2016 yılında yayınlan rapor, endüstriyel tarımdan agroekolojik tarım sistemlerine geçiş başlığı altında yayınlanmıştır. Bu raporda endüstriyel tarımın hegemonyasını oluşturan kilit unsurlar incelenmiştir. Bunlar ucuz gıda beklentisi, ticari uyum, izlek bağımlılığı, başarının ölçüsü, kısa vadeli düşünme, farklılaşan düşünme ve dünyayı besleme söylemidir (Tablo.1).

 

Rapora göre endüstriyel tarımın tarihsel gelişim sürecinde devamlılığını sağlayan yukarıda sayılan kilit unsurlar birbirine bağlı bir bütünü meydana getirmektedir. Endüstriyel tarımın tarihsel süreçte gelişimi sürekli büyümeyi gerektiren bir yapıdadır. Bu büyüme, yüksek verim ve kâr oranına dayalı, az emek gücü kullanıp emek maliyetlerinin maksimize eden ancak iyi bir tarımsal mekanizasyon ile enerji (fosil yakıt vs.) maliyetlerini minimuma indiren, sürekli yatırım yapmayı gerektiren ve nihai olarak büyük ölçekli tarımı destekleyen bir yapıdadır.

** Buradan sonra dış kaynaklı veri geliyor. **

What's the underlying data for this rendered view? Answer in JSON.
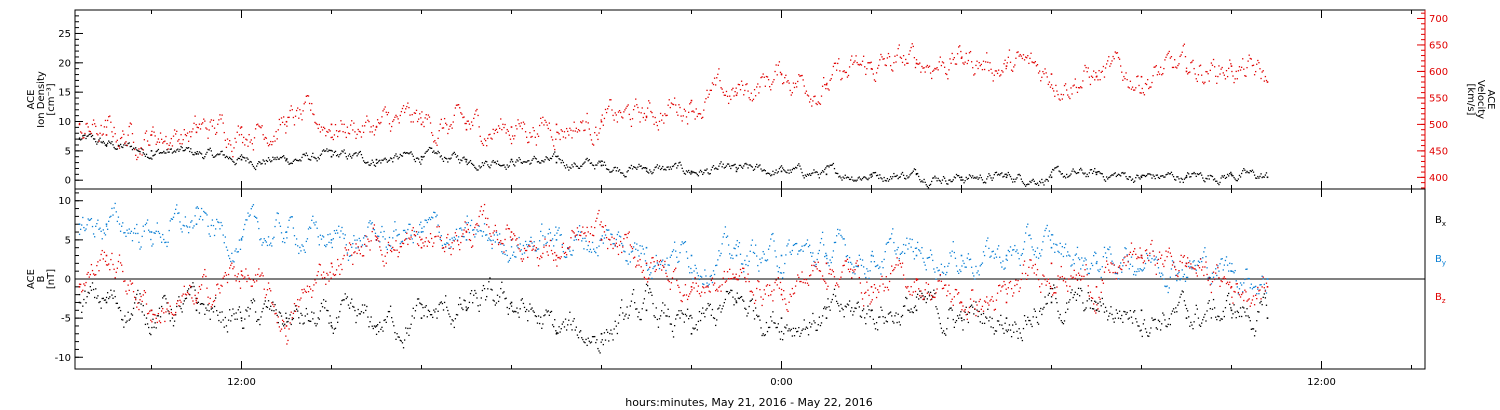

Tarımsal teşvikler, perakende ve gıda sektörü, tohum ve fikri mülkiyet yasaları, uluslararası ticaret anlaşmaları, kısacası tarımın üretimden tüketime bütün yapısı büyük ölçekli tarımı destekleyici bir yönde şekillenmiştir. Büyük ölçekli tarıma uyarlanmış, birbirine kenetlenmiş pazar ve siyasi teşviklerden oluşan böyle bir ağ, endüstriyel üretim şekillerine fiilen destek sağlamaktadır. 

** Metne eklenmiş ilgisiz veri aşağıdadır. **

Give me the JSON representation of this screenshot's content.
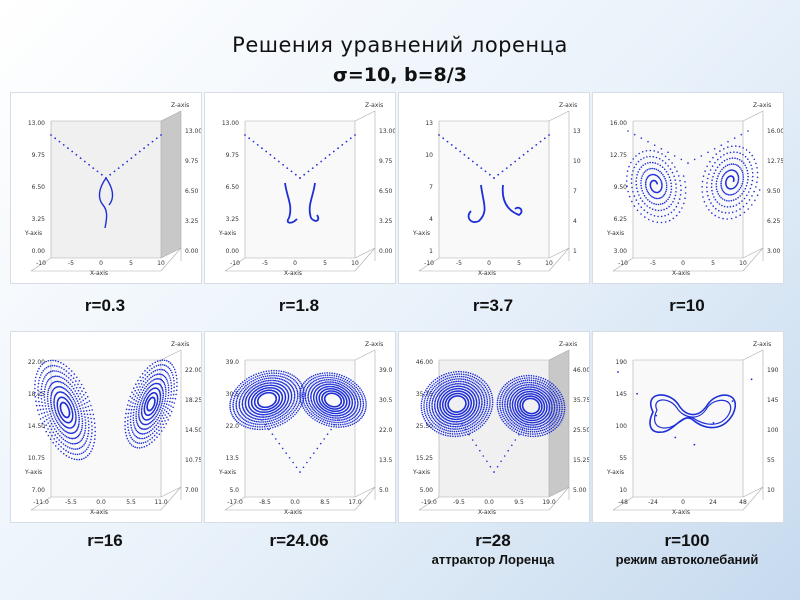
{
  "header": {
    "title_line1": "Решения уравнений лоренца",
    "title_line2": "σ=10, b=8/3"
  },
  "panels": [
    {
      "r_label": "r=0.3",
      "sublabel": "",
      "stage": "tiny",
      "z_ticks": [
        "13.00",
        "9.75",
        "6.50",
        "3.25",
        "0.00"
      ],
      "x_ticks": [
        "-10",
        "-5",
        "0",
        "5",
        "10"
      ]
    },
    {
      "r_label": "r=1.8",
      "sublabel": "",
      "stage": "curl",
      "z_ticks": [
        "13.00",
        "9.75",
        "6.50",
        "3.25",
        "0.00"
      ],
      "x_ticks": [
        "-10",
        "-5",
        "0",
        "5",
        "10"
      ]
    },
    {
      "r_label": "r=3.7",
      "sublabel": "",
      "stage": "curl2",
      "z_ticks": [
        "13",
        "10",
        "7",
        "4",
        "1"
      ],
      "x_ticks": [
        "-10",
        "-5",
        "0",
        "5",
        "10"
      ]
    },
    {
      "r_label": "r=10",
      "sublabel": "",
      "stage": "spiral",
      "z_ticks": [
        "16.00",
        "12.75",
        "9.50",
        "6.25",
        "3.00"
      ],
      "x_ticks": [
        "-10",
        "-5",
        "0",
        "5",
        "10"
      ]
    },
    {
      "r_label": "r=16",
      "sublabel": "",
      "stage": "dense",
      "z_ticks": [
        "22.00",
        "18.25",
        "14.50",
        "10.75",
        "7.00"
      ],
      "x_ticks": [
        "-11.0",
        "-5.5",
        "0.0",
        "5.5",
        "11.0"
      ]
    },
    {
      "r_label": "r=24.06",
      "sublabel": "",
      "stage": "butterfly",
      "z_ticks": [
        "39.0",
        "30.5",
        "22.0",
        "13.5",
        "5.0"
      ],
      "x_ticks": [
        "-17.0",
        "-8.5",
        "0.0",
        "8.5",
        "17.0"
      ]
    },
    {
      "r_label": "r=28",
      "sublabel": "аттрактор Лоренца",
      "stage": "attractor",
      "z_ticks": [
        "46.00",
        "35.75",
        "25.50",
        "15.25",
        "5.00"
      ],
      "x_ticks": [
        "-19.0",
        "-9.5",
        "0.0",
        "9.5",
        "19.0"
      ]
    },
    {
      "r_label": "r=100",
      "sublabel": "режим автоколебаний",
      "stage": "limit",
      "z_ticks": [
        "190",
        "145",
        "100",
        "55",
        "10"
      ],
      "x_ticks": [
        "-48",
        "-24",
        "0",
        "24",
        "48"
      ]
    }
  ],
  "axis_names": {
    "z": "Z-axis",
    "y": "Y-axis",
    "x": "X-axis"
  },
  "colors": {
    "trajectory": "#1f2fd6",
    "box_shade": "#e4e4e4",
    "axis_line": "#aaaaaa"
  }
}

Endüstriyel tarımın varlığını devam ettiren bu kilit unsurların kendi içinden değişimi, farklılaşan bir tarım sisteminin kurulması ile mümkündür. Raporda bu değişimin yapılmasına ait öneriler geliştirilmiştir (Tablo.2).

 

Kilit unsurların değişimi mevcut tarımsal ilişkilerin değişimine neden olacaktır. Kısa tedarik zincirleri ile alternatif perakende altyapısının kurulması, uluslararası ticaret anlaşmalarının ve ihracata yönelik oluşturulan tarım ve gıda politikalarının değişmesine neden olacaktır. Alternatif tarımsal yöntemler, sağlıklı, güvenilir ve besleyici gıdaya herkesin ulaşabilmesini garanti eden bir söylem geliştirerek, endüstriyel tarımın meydana getirdiği sağlıksız ama ucuz gıdaya herkese ulaşım söylemi değişime uğrayacaktır. Endüstriyel tarıma alternatif üretim biçimlerinin yaygınlaşmasını sağlayan ön açıcı bilimsel araştırmaların yapılması ve bu araştırmaların tarımsal araştırma gündemine dahil edilmesi, alternatif seçeneklerin teorik altyapısını güçlendirecektir. Üretimin kurumsallaşmasını sağlayacak ilişkiler geliştirmek, kooperatiflerle, belediyelerle vb. kuruluşlarla gıda üretimi açısından anlaşmak, üretimin sürdürülebilirliği ve yaygınlaşması açısından önemlidir. Bununla beraber yine tarımsal ürünlerin alımının kamu kuruluşları ile yapılması güven oluşturacak, üreticinin ve tüketicinin alternatif seçeneklere yönelmesini sağlayacaktır. Tarımsal üretim ve tüketimin bu değişimi tarımsal süreçlere de yansıyacaktır. Alternatif üretime uygun tarımsal bilgi ve teknoloji değişim gösterecektir. Endüstriyel tarımın kilit unsurlarında meydana gelen bu değişimler, endüstriyel tarımın büyük ölçekli tarıma yönelik oluşan üretim ilişkilerinin ve üretim biçiminin egemenliğini dönüştürecek ve başka bir tarımsal sistemi mümkün kılacaktır.